Temos como conclusivo que por via do PIB, os EUA são o maior gerador de riqueza, seguido, par e passo, da União Europeia e da China. Só bem mais abaixo virá o Japão.

3 Discute-se, ao momento, a quebra de geração de riqueza em Portugal, na Europa e no Mundo. As opiniões e os cenários são mais que muitos mas, em todos eles, o único PIB que não decresce é o da China.

Para o Banco Central Europeu, o decréscimo em 2020 do PIB poderá vir a ser de 5%, de 8% ou de 12% conforme a crise seja moderada, média ou severa.

Para a OCDE, a Europa cai em PIB 9,1% se houver apenas uma onda pandémica. Havendo duas ondas, o decréscimo será de 11,5%. Para o Reino Unido, o decréscimo será de 11,4% e 14%, respetivamente. Para os EUA, o decréscimo será de 7,3% e 8,3%, respetivamente. Para Portugal a previsão vai de um decréscimo de 9,4%, com um embate pandémico, a 11,3%, com uma segunda onda. Globalmente, o mundo decrescerá 6% com uma onda e 7,6% com duas.

Para o The World Bank, a crise terá um impacto negativo em PIB na ordem dos 7%. Para os mercados emergentes apenas de 2,5% de decréscimo.

Para o ING, em vários cenários, a China é o grande ganhador da crise, com crescimentos entre 0,4% e 4,5% (do cenário mais pessimista ao mais otimista). Os EUA variam o decréscimo entre 3,6% e 14,9%. A Europa decresce entre 3,2% e 16,1%. O Reino Unido decresce de 3,1% a 13%.

Para o Banco de Portugal a crise afetará, negativamente, Portugal entre os 3,7% e os 5,7% do PIB. Mais tarde o BdP viria a subir este valor para os 9,5% no cenário base. O governo tem uma previsão de quebra de 6,9% do PIB para 2020 (Ministério das Finanças).

Entre os vários opinion makers, as variações mais frequentes estão entre os 3% e os 15% negativos para Portugal.

4 Tudo isto para dizer: sabemos como se mede o PIB. Sabemos quem corre mais e gera mais riqueza. Sabemos, quando muito, quanto vai descer o PIB em cada região e país em termos de valores máximos e mínimos. Sabemos que, por entre cenários que se multiplicam, há previsões para todos os gostos e e feitios: dos otimistas aos moderados e aos pessimistas.
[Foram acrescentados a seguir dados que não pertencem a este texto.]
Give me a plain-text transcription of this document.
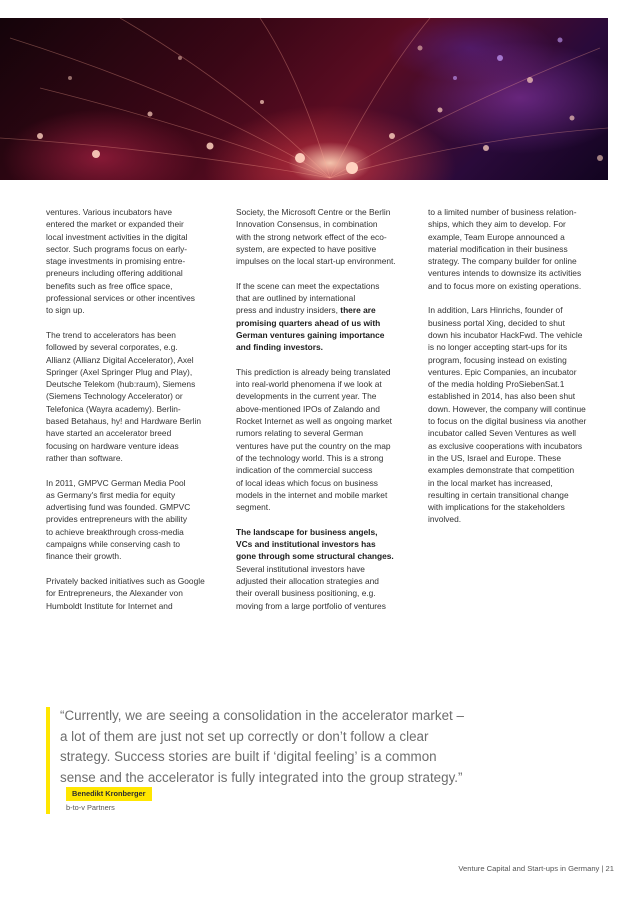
ventures. Various incubators have
entered the market or expanded their
local investment activities in the digital
sector. Such programs focus on early-
stage investments in promising entre-
preneurs including offering additional
benefits such as free office space,
professional services or other incentives
to sign up.

The trend to accelerators has been
followed by several corporates, e.g.
Allianz (Allianz Digital Accelerator), Axel
Springer (Axel Springer Plug and Play),
Deutsche Telekom (hub:raum), Siemens
(Siemens Technology Accelerator) or
Telefonica (Wayra academy). Berlin-
based Betahaus, hy! and Hardware Berlin
have started an accelerator breed
focusing on hardware venture ideas
rather than software.

In 2011, GMPVC German Media Pool
as Germany's first media for equity
advertising fund was founded. GMPVC
provides entrepreneurs with the ability
to achieve breakthrough cross-media
campaigns while conserving cash to
finance their growth.

Privately backed initiatives such as Google
for Entrepreneurs, the Alexander von
Humboldt Institute for Internet and

Society, the Microsoft Centre or the Berlin
Innovation Consensus, in combination
with the strong network effect of the eco-
system, are expected to have positive
impulses on the local start-up environment.

If the scene can meet the expectations
that are outlined by international
press and industry insiders, there are
promising quarters ahead of us with
German ventures gaining importance
and finding investors.

This prediction is already being translated
into real-world phenomena if we look at
developments in the current year. The
above-mentioned IPOs of Zalando and
Rocket Internet as well as ongoing market
rumors relating to several German
ventures have put the country on the map
of the technology world. This is a strong
indication of the commercial success
of local ideas which focus on business
models in the internet and mobile market
segment.

The landscape for business angels,
VCs and institutional investors has
gone through some structural changes.
Several institutional investors have
adjusted their allocation strategies and
their overall business positioning, e.g.
moving from a large portfolio of ventures

to a limited number of business relation-
ships, which they aim to develop. For
example, Team Europe announced a
material modification in their business
strategy. The company builder for online
ventures intends to downsize its activities
and to focus more on existing operations.

In addition, Lars Hinrichs, founder of
business portal Xing, decided to shut
down his incubator HackFwd. The vehicle
is no longer accepting start-ups for its
program, focusing instead on existing
ventures. Epic Companies, an incubator
of the media holding ProSiebenSat.1
established in 2014, has also been shut
down. However, the company will continue
to focus on the digital business via another
incubator called Seven Ventures as well
as exclusive cooperations with incubators
in the US, Israel and Europe. These
examples demonstrate that competition
in the local market has increased,
resulting in certain transitional change
with implications for the stakeholders
involved.

“Currently, we are seeing a consolidation in the accelerator market –
a lot of them are just not set up correctly or don’t follow a clear
strategy. Success stories are built if ‘digital feeling’ is a common
sense and the accelerator is fully integrated into the group strategy.”
Benedikt Kronberger
b-to-v Partners
Venture Capital and Start-ups in Germany | 21
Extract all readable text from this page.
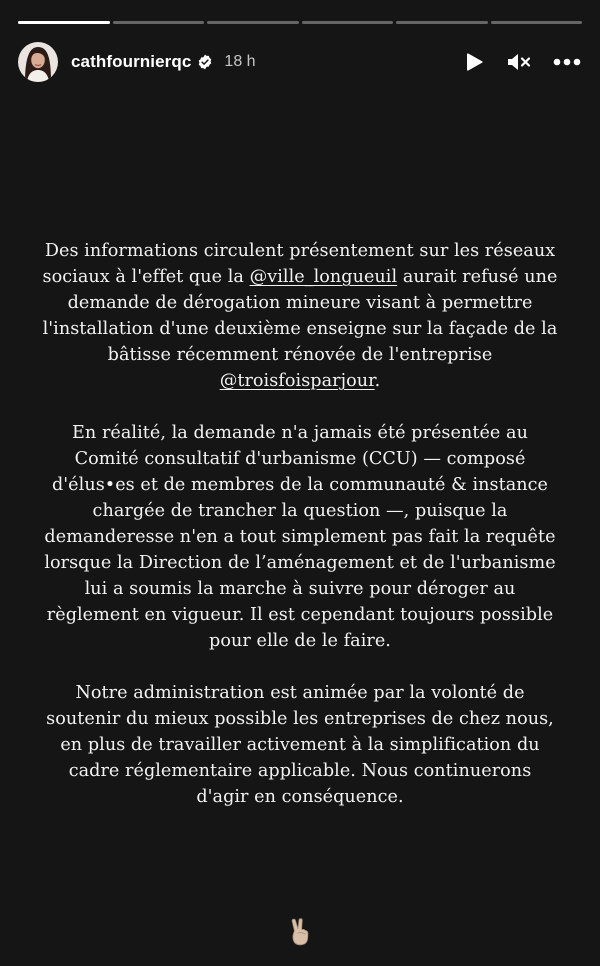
cathfournierqc 18 h

Des informations circulent présentement sur les réseaux sociaux à l'effet que la @ville_longueuil aurait refusé une demande de dérogation mineure visant à permettre l'installation d'une deuxième enseigne sur la façade de la bâtisse récemment rénovée de l'entreprise @troisfoisparjour.

En réalité, la demande n'a jamais été présentée au Comité consultatif d'urbanisme (CCU) — composé d'élus•es et de membres de la communauté & instance chargée de trancher la question —, puisque la demanderesse n'en a tout simplement pas fait la requête lorsque la Direction de l’aménagement et de l'urbanisme lui a soumis la marche à suivre pour déroger au règlement en vigueur. Il est cependant toujours possible pour elle de le faire.

Notre administration est animée par la volonté de soutenir du mieux possible les entreprises de chez nous, en plus de travailler activement à la simplification du cadre réglementaire applicable. Nous continuerons d'agir en conséquence.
Mais ainda, não se conseguem saber os decréscimos com segurança por setor de atividade, sendo que uns sofrem bem mais que outros. Finalmente, e para sermos claros, não sabemos as desigualdades do PIB por setores de atividade e o PIB per capita é cada vez mais falacioso.

Pergunta: para que serve o PIB? Durante muito tempo deu-se-lhe excessiva importância. Neste momento, e em crise, é apenas um indicador económico histórico, diria irrelevante para ser simpático.

O PIB não serve para prever nem a quebra nem a recuperação e incorpora demasiados estados anímicos, varia consoante o analista, flutua entre cenários, pode ser de um ou dois dígitos. E pode ficar abaixo ou acima dos 5, pode ir aos 15 e já vi quem previsse dois dígitos com o primeiro deles em 2. Isto para as quebras. Para as retomas não estamos melhor. Discutem-se curvas em L, U ou V e debatem-se cenários e mais cenários. Não há consensos.

Ou seja, se quisesse o PIB para alguma coisa, seria para alimentar um debate. Para um prós e contras atirava um número e veria quem o apoiava e quem o combatia. De resto, o PIB não é, neste momento, mais do que mero “achismo”. E “acho que” irrelevante. Se a crise nos deu um sinal de alerta – que já vinha de trás, de resto – foi também para a irrelevância do PIB e sua desadequação nestas circunstâncias.